When it comes to rights, companies don’t need to maintain 100 percent of the rights –they only need to have substantial rights. For example, the SBIR/STTR program is designed in a way to give the Government the rights to use the results, while the contractor also maintains the rights to further develop the technology, etc. By keeping some of the rights, the taxpayer has substantial rights.
When it comes to financial risk, the language used in contracts can be complex and there are generally more questions about financial risk than rights. Therefore, most government contractors want to know what type of contracts qualify for the R&D Credit. Below are the financial characteristics of three types of government contracts and the likelihood of whether they would or would not be qualified for the R&D Credit.
Firm Fixed Price Contracts
One of the key characteristics that generally makes firm fixed price contracts attractive when it comes to the R&D Credit is payments within the contract are paid upon milestones being hit. For example, this may look like the taxpayer receiving payment on a portion of the contract once a report is delivered, or a prototype is approved, or a piece of software is signed off on, etc. Since some form of acceptance is needed by the government on a milestone for payment to be received, that constitutes financial risk for the contractor.
Cost Plus Fixed Fee Contracts (CPFF)
CPFF contracts often allow for a small portion of the contract to be includable in the R&D Credit Calculation. These contracts are generally structured in a way in which the contractor receives a reimbursement for most of the work completed, but there is a final payment that is withheld until the project is signed off on. That withheld portion of the contract can be includable since that has to be completed for the contractor to be paid that specific amount. On average, what is allowable from CPFF contracts is a very small percentage of the total revenue amount of the contract, but those amounts can add up to a significant value if a taxpayer has multiple CPFFs.
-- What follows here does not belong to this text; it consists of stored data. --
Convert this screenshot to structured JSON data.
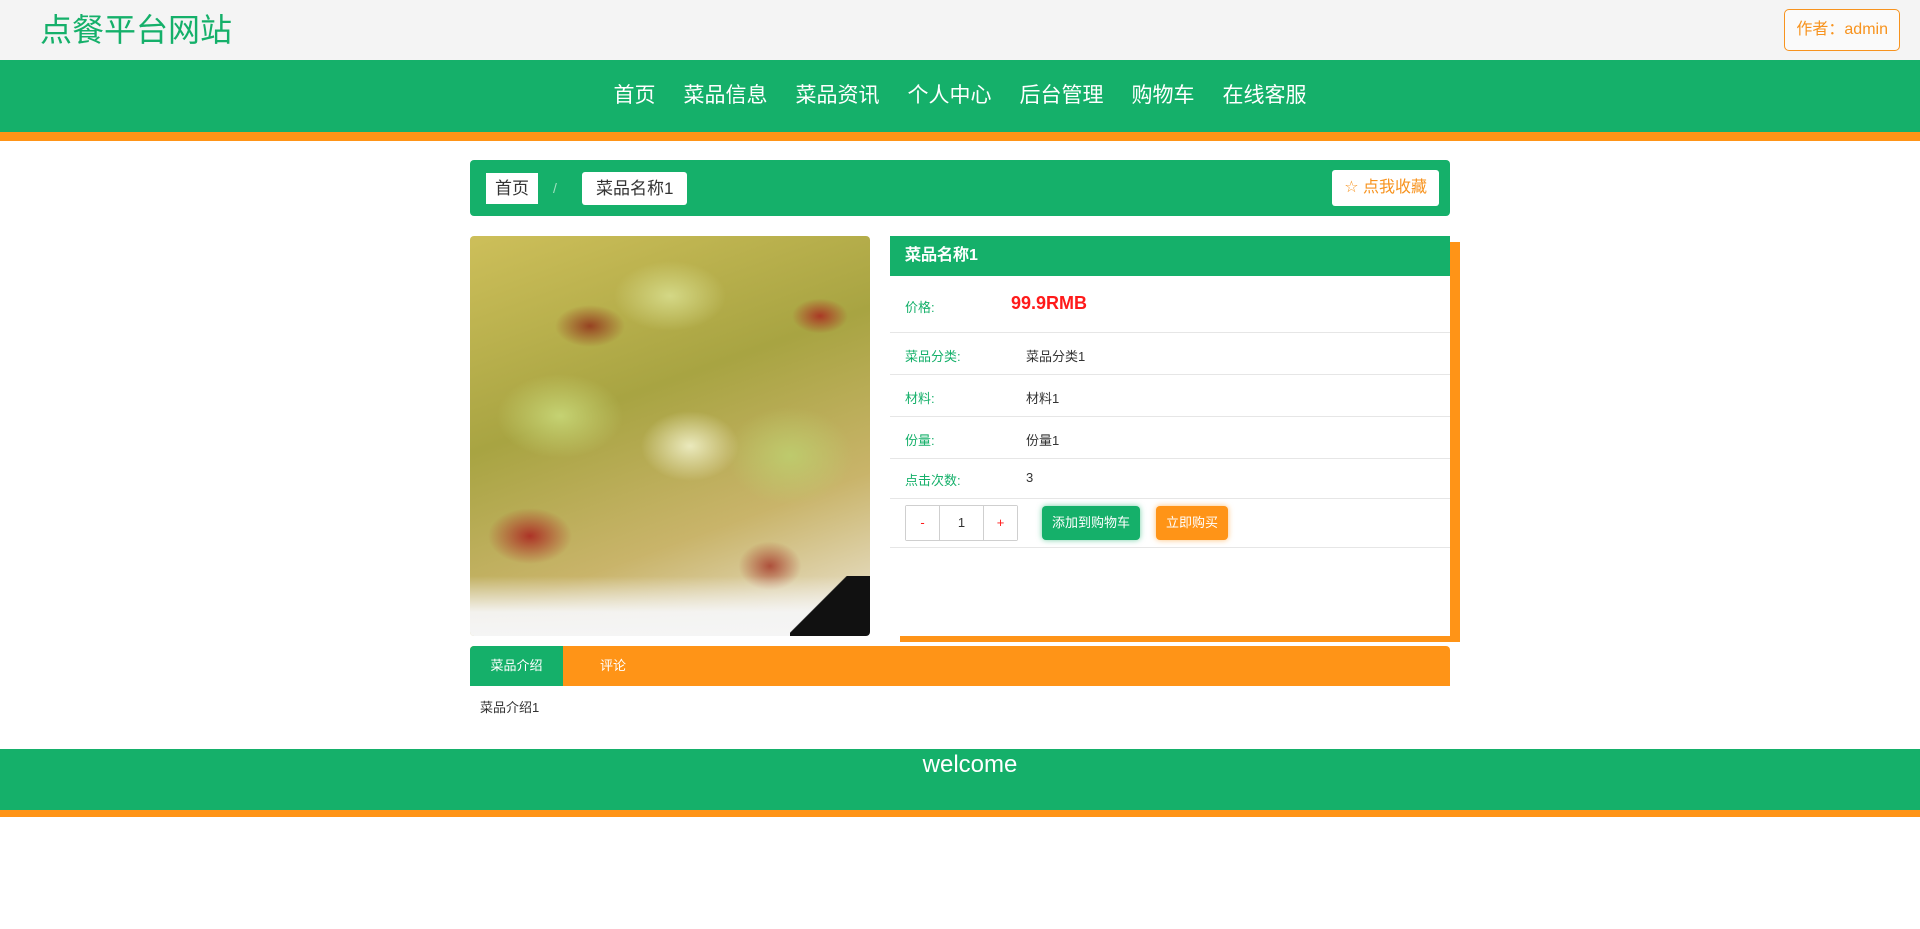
{
  "header": {
    "site_title": "点餐平台网站",
    "author_label": "作者：admin"
  },
  "nav": {
    "items": [
      "首页",
      "菜品信息",
      "菜品资讯",
      "个人中心",
      "后台管理",
      "购物车",
      "在线客服"
    ]
  },
  "breadcrumb": {
    "home": "首页",
    "separator": "/",
    "current": "菜品名称1",
    "favorite_label": "☆ 点我收藏"
  },
  "product": {
    "name": "菜品名称1",
    "price_label": "价格:",
    "price": "99.9RMB",
    "category_label": "菜品分类:",
    "category": "菜品分类1",
    "material_label": "材料:",
    "material": "材料1",
    "portion_label": "份量:",
    "portion": "份量1",
    "clicks_label": "点击次数:",
    "clicks": "3",
    "quantity": "1",
    "minus_label": "-",
    "plus_label": "+",
    "add_to_cart_label": "添加到购物车",
    "buy_now_label": "立即购买"
  },
  "tabs": {
    "intro_label": "菜品介绍",
    "comment_label": "评论"
  },
  "intro": {
    "text": "菜品介绍1"
  },
  "footer": {
    "text": "welcome"
  },
  "colors": {
    "primary": "#15b06a",
    "accent": "#ff9417",
    "price": "#ff1a1a",
    "topbar_bg": "#f4f4f4"
  }
}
Time and Materials Contracts (T&M)
T&M contracts are great for companies that are selling services with a scope that is not clear. However, these contracts have a very low likelihood of being qualified for the R&D Credit. This is due to contractors being paid based on hours worked and materials used. In other words, once an hour is completed or materials are purchased the contractor is contractually obligated to be paid. This contract structure lacks financial risk and as a result would not be includable as qualified research.